The gallery was thrilled to kick off 2020 with something different: an exhibition of thought-provoking sculpture by Tuktoyaktuk-born artist, Bill Nasogaluak. Shapeshifter was Nasogaluak’s first solo exhibition at Feheley Fine Arts and a successful one at that, with many pieces going to private collectors across North America and four works up for acquisition at two of Canada’s most prestigious fine art museums.
The sculptures in Shapeshifter touched on themes of shifting forms, transformation, and different types of change. Depictions of bird shaman transformations appeared throughout; these, Nasogaluak explained, were inspired by Gooblualooq, one of the last great Inuvaluit shamans. Gooblualooq was a good friend of Nasogaluak’s father and was known as a trickster who could transform into any type of bird.
The timely issues of climate change and pollution, especially in the North, were also prominent themes in Shapeshifter. In one piece, a bear struggled through an oil slick; in another, a bear had fallen through the ice floe due to rising temperatures. Nasogaluak is conscious of the struggles of humans as well, touching on the social ills in the North catalyzed by substance abuse, alcohol, and the advent of religion. These works conjure shapeshifting of a different kind: the soul may leave the body, but, unlike in the shaman world, it is unable to return.

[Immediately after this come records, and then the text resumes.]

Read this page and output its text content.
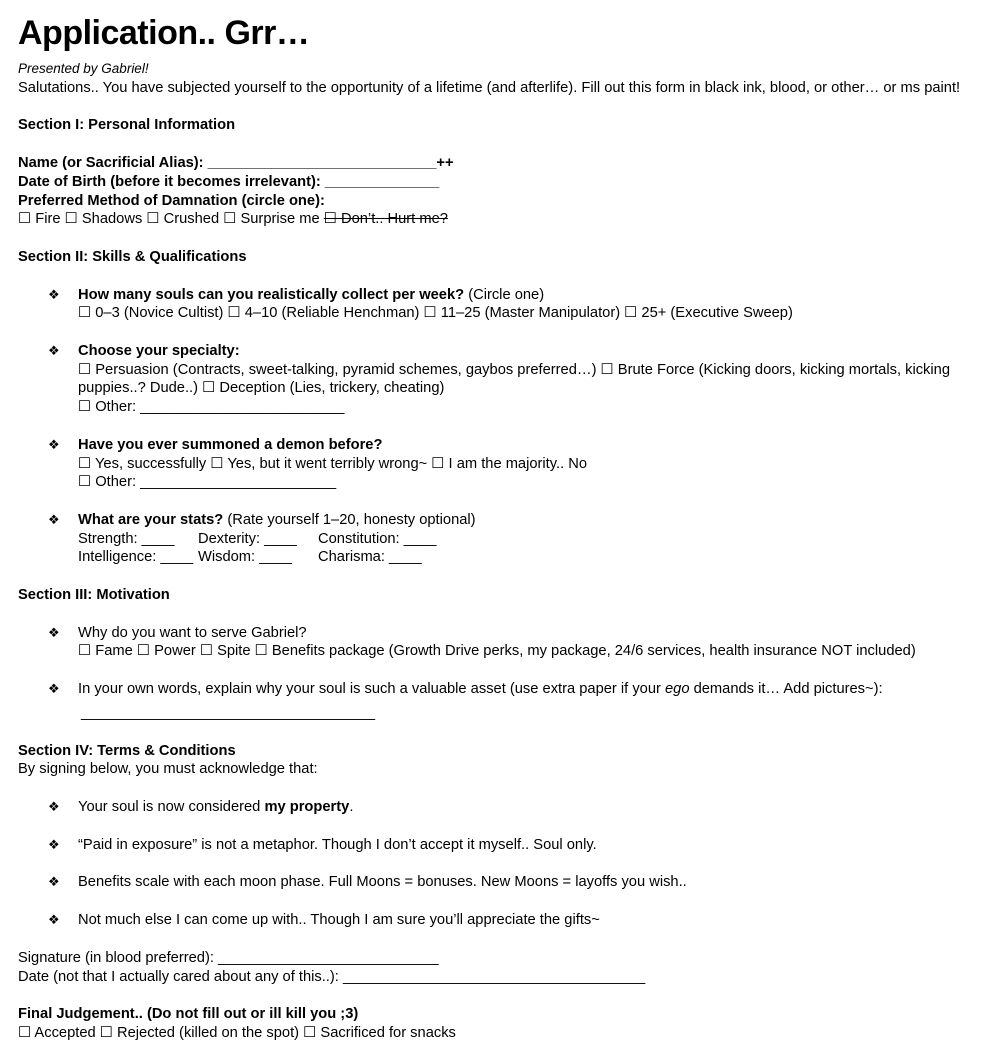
Application.. Grr…
Presented by Gabriel!
Salutations.. You have subjected yourself to the opportunity of a lifetime (and afterlife). Fill out this form in black ink, blood, or other… or ms paint!
Section I: Personal Information
Name (or Sacrificial Alias): ____________________________++
Date of Birth (before it becomes irrelevant): ______________
Preferred Method of Damnation (circle one):
☐ Fire ☐ Shadows ☐ Crushed ☐ Surprise me ☐ Don’t.. Hurt me?
Section II: Skills & Qualifications
❖ How many souls can you realistically collect per week? (Circle one)
☐ 0–3 (Novice Cultist) ☐ 4–10 (Reliable Henchman) ☐ 11–25 (Master Manipulator) ☐ 25+ (Executive Sweep)
❖ Choose your specialty:
☐ Persuasion (Contracts, sweet-talking, pyramid schemes, gaybos preferred…) ☐ Brute Force (Kicking doors, kicking mortals, kicking puppies..? Dude..) ☐ Deception (Lies, trickery, cheating)
☐ Other: _________________________
❖ Have you ever summoned a demon before?
☐ Yes, successfully ☐ Yes, but it went terribly wrong~ ☐ I am the majority.. No
☐ Other: ________________________
❖ What are your stats? (Rate yourself 1–20, honesty optional)
Strength: ____ Dexterity: ____ Constitution: ____
Intelligence: ____ Wisdom: ____ Charisma: ____
Section III: Motivation
❖ Why do you want to serve Gabriel?
☐ Fame ☐ Power ☐ Spite ☐ Benefits package (Growth Drive perks, my package, 24/6 services, health insurance NOT included)
❖ In your own words, explain why your soul is such a valuable asset (use extra paper if your ego demands it… Add pictures~):
____________________________________
Section IV: Terms & Conditions
By signing below, you must acknowledge that:
❖ Your soul is now considered my property.
❖ “Paid in exposure” is not a metaphor. Though I don’t accept it myself.. Soul only.
❖ Benefits scale with each moon phase. Full Moons = bonuses. New Moons = layoffs you wish..
❖ Not much else I can come up with.. Though I am sure you’ll appreciate the gifts~
Signature (in blood preferred): ___________________________
Date (not that I actually cared about any of this..): _____________________________________
Final Judgement.. (Do not fill out or ill kill you ;3)
☐ Accepted ☐ Rejected (killed on the spot) ☐ Sacrificed for snacks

The gallery was also very excited to host Nasogaluak on February 22nd for an artist talk. The artist elaborated on the many stories that accompany his artworks. Collectors—new and old—were in attendance among the artist’s greatest supporters and friends.
Feheley Fine Arts looks forward to working with Nasogaluak in the future to produce more compelling works of sculpture that touch on the pressing issues of our time.